After a study found Kansas Judicial Branch personnel are among the lowest-paid in the country, a $20 million request by the courts for raises is in the hands of the Legislature.
The budget sent to the Legislature Wednesday by Governor Sam Brownback and budget director Shawn Sullivan includes the additional $20 million for salaries and wages for the Judiciary. State law requires the governor to submit the Judicial Branch’s portion of the larger state budget without changes or recommendations.
If the additional funding is approved by the Legislature, the Judicial Branch’s budget would be $156 million for fiscal year 2018, which runs from July 1, 2017 to June 30, 2018. The $20 million increase would be 15 percent more than the current year’s $136 million budget.
The funding request for raises comes after a 2016 compensation study by the National Center for State Courts found that every job classification is paid below the market average.
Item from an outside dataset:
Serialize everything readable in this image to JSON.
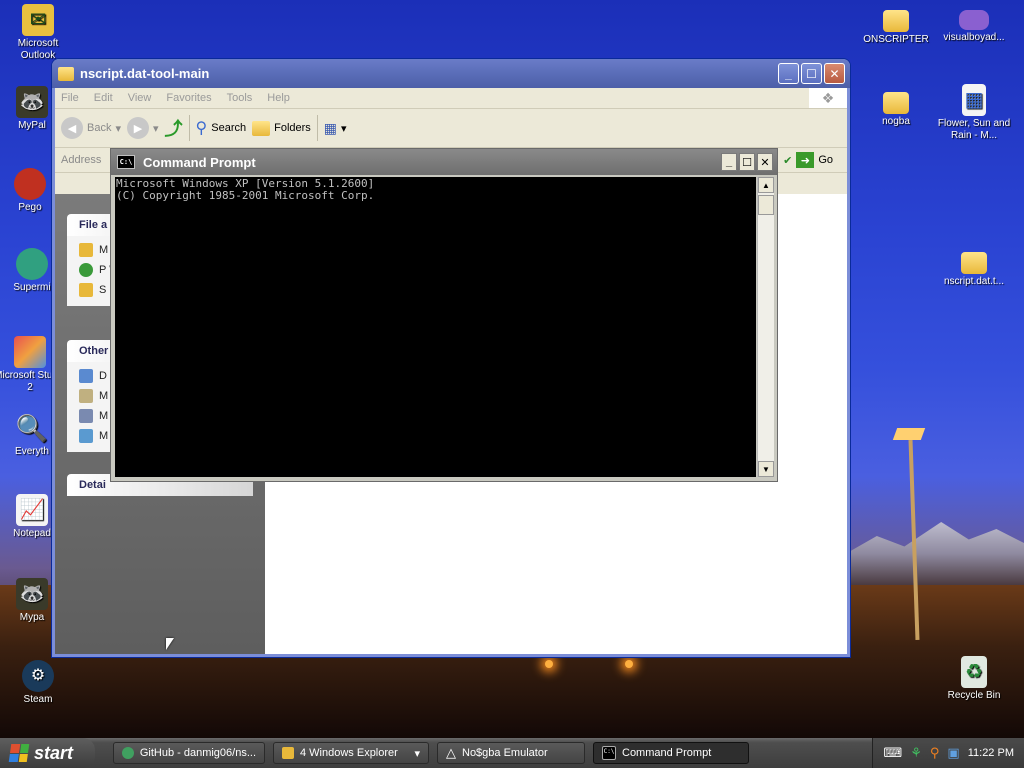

“We are the first state that they have studied that has every job in the judicial branch paid below fair market value,” said Daniel Creitz, chief judge of the 31st Judicial District. “Every job in the Judicial Branch is below market.”
The percent below the market average varies from 4.6 to 22.2 percent.
Trial court clerk II and court services officer I classifications are paid 17.8 percent below the market rate, yet these entry-level positions comprise about 700 of the Judicial Branch’s employees statewide.
There are 1,862.30 full-time equivalent positions, making Kansas court’s the sixth-largest employer in all of state government, according to the governor’s budget proposal.
A FACT SHEET provided by Creitz, whose 31st Judicial District includes Allen, Neosho, Wilson and Woodson counties, detailed the effects stagnant wages have on a trial court clerk II employee. Creitz is involved with talking to legislators about the $20 million funding request.
In 2010, a trial court clerk II earned $22,000 in take-home pay. In 2017, that number has shrunk to $19,000. The $3,000 drop does not include inflation.